Q&A with Ella August

Clinical Associate Professor of Epidemiology

Oftentimes, competing demands, limited time, and perfectionism can make it difficult for academics to write productively. The writing productivity video series Get in the Write Mind, developed by University of Michigan School of Public Health professor Ella August, is designed to help faculty overcome a range of these barriers and establish productive writing habits.

August, a clinical associate professor of Epidemiology at Michigan Public Health, is no stranger to emphasizing the importance of communication in scientific research. Her research investigates effective teaching methods for public health writing and capacity building for research publications. In addition, August is also editor-in-chief of PREPSS (Pre-Publication Support Service), which supports researchers across the globe in publishing their work in peer-reviewed journals.

“The videos and companion activities target common barriers to writing productivity among faculty and researchers. They provide concrete tips to help writers overcome these difficulties and reach their professional goals,” says August. 

We spoke with August to learn more about the video series.

What inspired you to develop Get in the Write Mind?

Through my publication workshops and writing retreats for PREPSS, I’ve learned that most faculty and researchers struggle with writing productivity. I was hearing about the same challenges across continents and disciplinary content areas: perfectionism, time and attentional demands, and a lack of strategies for boosting productivity. Sure enough, the literature supports what I was hearing in my practice. 

I created the videos to help writers overcome these barriers and achieve their professional goals. Because time limitations are a real struggle for my target audience, I created 2-3 minute videos that highlighted well-supported strategies for overcoming common barriers. 

Who is Get in the Write Mind intended for?

This video series is for researchers and faculty who need to produce scientific articles, grant applications, and other written products to succeed. The videos could also be helpful to graduate students, but they were not developed specifically for this audience. 

What do you want people to take away from Get in the Write Mind?

First, an understanding that they are not alone in struggling with perfectionism and other writing challenges. Many of us wrestle with these same things. Second, I’d like viewers to come away with concrete tips for overcoming the barriers that they struggle with most. Each content video is paired with a companion activity and video to help viewers practice applying the featured skills. 

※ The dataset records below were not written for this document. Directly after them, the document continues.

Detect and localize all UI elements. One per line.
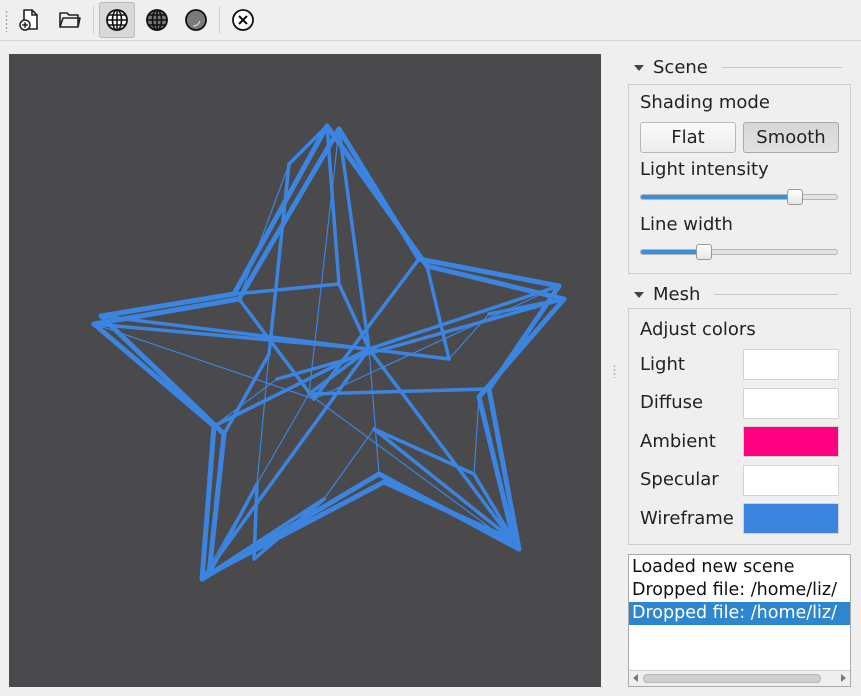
mesh-edge [308,393,520,550]
slider-fill [641,195,795,199]
log-entry[interactable]: Loaded new scene [629,556,850,579]
new-file-icon [19,9,38,31]
mesh-edge [312,257,421,401]
collapse-arrow-icon [634,291,644,298]
slider-handle[interactable] [787,189,803,205]
wireframe-color-label: Wireframe [640,508,734,529]
mesh-group-header[interactable]: Mesh [634,284,839,305]
specular-color-swatch[interactable] [743,465,839,496]
mesh-edge [99,314,451,361]
ambient-color-label: Ambient [640,431,716,452]
wireframe-color-swatch[interactable] [743,503,839,534]
mesh-edge [213,378,278,427]
adjust-colors-label: Adjust colors [640,319,756,340]
scroll-left-icon[interactable] [633,674,638,682]
shaded-wireframe-mode-button[interactable] [139,2,175,38]
ambient-color-swatch[interactable] [743,426,839,457]
shading-mode-label: Shading mode [640,92,770,113]
toolbar-grip[interactable] [5,10,8,32]
mesh-edge [307,387,491,396]
star-mesh-wireframe [91,123,567,582]
close-button[interactable] [225,2,261,38]
mesh-edge [252,497,326,561]
app-window: Scene Shading mode Flat Smooth Light int… [0,0,861,696]
scene-group-title: Scene [653,57,708,78]
mesh-edge [236,126,342,302]
smooth-button[interactable]: Smooth [743,122,839,153]
line-width-slider[interactable] [640,244,838,260]
mesh-edge [368,348,380,475]
diffuse-color-swatch[interactable] [743,388,839,419]
wireframe-mode-button[interactable] [99,2,135,38]
scrollbar-thumb[interactable] [643,674,821,683]
mesh-edge [473,396,480,475]
scroll-right-icon[interactable] [841,674,846,682]
toolbar-separator [219,6,220,34]
solid-sphere-icon [185,9,207,31]
close-circle-icon [232,9,254,31]
collapse-arrow-icon [634,64,644,71]
log-entry[interactable]: Dropped file: /home/liz/ [629,602,850,625]
3d-viewport[interactable] [9,54,601,687]
header-rule [721,67,842,68]
open-folder-icon [59,12,81,28]
shaded-globe-icon [146,9,168,31]
horizontal-scrollbar[interactable] [629,670,850,686]
light-color-swatch[interactable] [743,349,839,380]
open-file-button[interactable] [52,2,88,38]
slider-handle[interactable] [696,244,712,260]
toolbar-separator [93,6,94,34]
specular-color-label: Specular [640,469,719,490]
line-width-label: Line width [640,214,733,235]
slider-fill [641,250,704,254]
solid-mode-button[interactable] [178,2,214,38]
mesh-edge [212,347,371,428]
mesh-edge [91,321,217,429]
light-intensity-label: Light intensity [640,159,769,180]
mesh-group-title: Mesh [653,284,701,305]
header-rule [714,294,839,295]
log-list[interactable]: Loaded new scene Dropped file: /home/liz… [628,554,851,687]
toolbar [0,0,861,41]
flat-button[interactable]: Flat [640,122,736,153]
light-intensity-slider[interactable] [640,189,838,205]
mesh-edge [200,347,371,581]
mesh-edge [231,123,330,297]
light-color-label: Light [640,354,685,375]
diffuse-color-label: Diffuse [640,392,704,413]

Get in the Write Mind and additional resources

Links to the videos and companion activities are below:

Additionally, descriptions of two free toolkits developed by August to support writing productivity are included below:

WAG Toolkit

A Writing Accountability Group (WAG) is a peer-led accountability group that meets once per week over a 10-week period. WAGs help people establish good writing habits and offer a community of support. August developed this WAG toolkit based on recommendations in the book WAG Your Work: Writing Accountability Groups by Kimberly Skarupski. This toolkit contains all the elements you need to start your own WAG, including informational readings, recruitment materials, a signup form, hosting materials and a pre/post-WAG assessment.

Writing Retreat Toolkit

Writing retreats are a great opportunity for uninterrupted writing time while enjoying the support of your peers. Writing retreats take a variety of formats; the retreat described in this toolkit is a one-day event that does not involve writing instruction or feedback. Please modify the format to suit your needs! The toolkit includes all the elements you need to host a writing retreat, including recruitment materials, a signup form, and hosting materials.